Every season develops its own visual language. This summer, we predict that designers will feel less interested in perfection and more interested in personality. Across branding, editorial design, social media, and fashion imagery, we’ll embrace texture, imperfection, nostalgia, and references pulled from both the distant past and the early internet.
Many of these trends reflect a broader shift away from overly polished visuals and toward work that feels human, layered, and slightly unpredictable.
Here are ten design trends that we think will shape Summer 2026.
10. Future Medieval
This style combines Gothic-inspired typefaces with historical illustrations set in modern, sometimes International Style, layouts.
Think illuminated manuscript lettering paired with sharp grids, metallic gradients, or minimalist spacing. Medieval symbols, coats of arms, and woodcut imagery are often re-contextualized in sleek contemporary compositions.



9. Pixel Lace
This style mimics traditional lace, embroidery, or crochet patterns using pixel art techniques. It combines delicate textile motifs with nostalgic 8-bit and 16-bit visuals, often using grids to simulate woven patterns. Common applications include fashion branding, packaging, and digital posters.
It feels soft, decorative, and internet-native all at once.



8. Techno Geometry
Techno Geometry uses rigid shapes, modular systems, and sharp repetition to create futuristic compositions. Circles, grids, angular cuts, and clean vector forms are arranged with mathematical precision. Often paired with metallic tones, monochrome palettes, or bright accent colors, the style feels engineered and efficient.
It continues to thrive in tech branding, UI systems, and concept-forward campaigns.



7. Mix & Match / Collage
Mix & Match design embraces contrasting fonts, clashing colors, varied image treatments, and layered references from multiple eras. A single layout might combine serif and pixel fonts, luxury cues and DIY collage, analog textures and sleek interfaces. Overall, this style is very open to interpretation.



6. Bold Minimalism
Minimalism remains relevant, but it has become louder. Bold Minimalism keeps the clarity of restrained design while introducing big (almost oversized) typography, dramatic scale shifts, color blocking, and strong negative space.



5. Naïve
This style emerged as a rebellion against the clean, overly perfect visuals associated with artificial intelligence image generation. Naïve design (or naïve art) is characterized by intentional imperfection, featuring childlike illustrations, hand-drawn lines, uneven shapes, mismatched spacing, and overall playfulness.
As an anti-perfection movement, it favors raw, tactile, and recognizably human aesthetics.



4. Candid Camera Roll
This style embraces blurry photos, flash photography, awkward crops, partial subjects, screenshots, timestamps, and unfiltered moments. It borrows from the feeling of scrolling through someone’s personal camera roll. Think 90s Grunge-era photography.
Brands and designers are using this approach to appear more immediate, personal, and believable.



3. Intentional Errors
Misalignment, stretched type, broken grids, duplicate elements, and compression artifacts are no longer mistakes, but stylistic choices. Intentional Errors challenge the expectation that design must always be clean and optimized. Instead, they introduce tension, surprise, and texture.
Used thoughtfully, these “flaws” make work feel more alive.



2. Digital Pointillism
This style uses procedural generation to create patterns of pixelated forms and colors.
The name is derived from the Post-Impressionist technique developed in the 1880s, where painters used small dots of pure color to form an image. Rather than mixing pigments on a palette, artists relied on optical mixing, allowing the viewer’s eye to blend the colors from a distance.

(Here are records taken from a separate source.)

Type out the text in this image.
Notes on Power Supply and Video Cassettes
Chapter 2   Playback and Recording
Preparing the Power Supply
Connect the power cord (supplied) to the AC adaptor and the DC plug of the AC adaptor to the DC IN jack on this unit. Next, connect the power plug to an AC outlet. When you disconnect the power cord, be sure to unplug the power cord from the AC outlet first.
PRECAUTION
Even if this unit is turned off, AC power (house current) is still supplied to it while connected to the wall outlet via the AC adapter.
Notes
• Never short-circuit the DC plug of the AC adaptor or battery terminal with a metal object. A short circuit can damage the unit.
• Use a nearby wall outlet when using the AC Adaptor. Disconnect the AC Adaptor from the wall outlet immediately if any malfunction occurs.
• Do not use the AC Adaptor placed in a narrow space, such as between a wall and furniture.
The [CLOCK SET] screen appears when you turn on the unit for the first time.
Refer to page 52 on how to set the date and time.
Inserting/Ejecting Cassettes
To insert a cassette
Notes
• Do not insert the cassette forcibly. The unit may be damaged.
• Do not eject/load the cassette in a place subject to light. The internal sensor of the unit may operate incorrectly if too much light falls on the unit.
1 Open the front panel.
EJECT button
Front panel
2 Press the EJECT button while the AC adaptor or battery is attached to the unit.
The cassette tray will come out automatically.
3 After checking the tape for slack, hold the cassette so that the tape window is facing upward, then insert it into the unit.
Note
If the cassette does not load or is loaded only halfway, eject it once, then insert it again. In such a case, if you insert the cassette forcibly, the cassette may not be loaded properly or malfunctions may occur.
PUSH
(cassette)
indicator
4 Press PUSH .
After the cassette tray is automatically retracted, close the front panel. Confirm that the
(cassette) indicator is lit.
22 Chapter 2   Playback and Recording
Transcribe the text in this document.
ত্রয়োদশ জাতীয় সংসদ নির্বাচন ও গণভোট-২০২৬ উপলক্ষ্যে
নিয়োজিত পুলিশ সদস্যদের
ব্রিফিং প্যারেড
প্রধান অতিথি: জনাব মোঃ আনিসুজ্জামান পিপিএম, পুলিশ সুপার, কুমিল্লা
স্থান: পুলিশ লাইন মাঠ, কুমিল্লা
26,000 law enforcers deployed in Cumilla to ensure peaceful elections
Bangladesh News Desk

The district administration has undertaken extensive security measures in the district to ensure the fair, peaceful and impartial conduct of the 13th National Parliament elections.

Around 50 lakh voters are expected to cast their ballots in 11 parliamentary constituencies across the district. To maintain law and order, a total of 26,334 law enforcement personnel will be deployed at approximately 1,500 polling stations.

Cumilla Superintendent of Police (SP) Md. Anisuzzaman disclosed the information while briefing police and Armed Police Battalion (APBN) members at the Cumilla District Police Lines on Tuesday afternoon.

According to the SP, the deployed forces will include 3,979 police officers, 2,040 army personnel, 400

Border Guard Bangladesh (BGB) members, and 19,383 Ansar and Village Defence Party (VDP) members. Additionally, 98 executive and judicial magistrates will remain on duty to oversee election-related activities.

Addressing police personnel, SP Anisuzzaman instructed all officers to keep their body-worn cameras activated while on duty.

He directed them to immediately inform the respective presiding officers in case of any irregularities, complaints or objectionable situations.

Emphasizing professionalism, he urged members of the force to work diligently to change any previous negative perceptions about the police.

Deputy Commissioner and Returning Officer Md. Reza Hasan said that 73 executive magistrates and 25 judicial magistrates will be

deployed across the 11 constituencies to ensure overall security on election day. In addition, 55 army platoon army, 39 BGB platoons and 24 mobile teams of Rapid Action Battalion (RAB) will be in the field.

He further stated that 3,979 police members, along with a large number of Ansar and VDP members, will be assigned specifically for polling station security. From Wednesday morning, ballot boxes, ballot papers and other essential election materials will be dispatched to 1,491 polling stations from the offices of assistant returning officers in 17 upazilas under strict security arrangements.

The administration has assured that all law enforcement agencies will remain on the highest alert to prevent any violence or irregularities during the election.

1. PNG Collectables / Trinket Revival
This trend turns small digital objects into visual decoration.
Think keychains, charms, stickers, shells, toys, and desktop clutter used as layered design elements. Often scattered across layouts like digital keepsakes or neatly organized desk drawers, these objects create a sense of personality and online intimacy.
The style reflects a desire to collect, customize, and curate identity through images. This style is extremely accessible (no AI needed) and let’s anyone design interesting products.





The Future of Design
Generally, design styles are moving back toward traditional, hands-on sensibilities. With the rise of artificial intelligence, many designers are rejecting overly clean and generic visuals in favor of work marked by clear human touch.
Besides Techno Geometry and Bold Minimalism, most of the styles on this list aim to capture the weirdness of being human. Some are cleaner than others, but all bring personality, historical references, or tactile presence to the forefront.
While you don’t have to love every trend, each one offers something useful: a new texture, a new reference point, or a reminder that design is always evolving.
We hope at least one sparks inspiration this summer—whether for a simple poster or a full brand identity.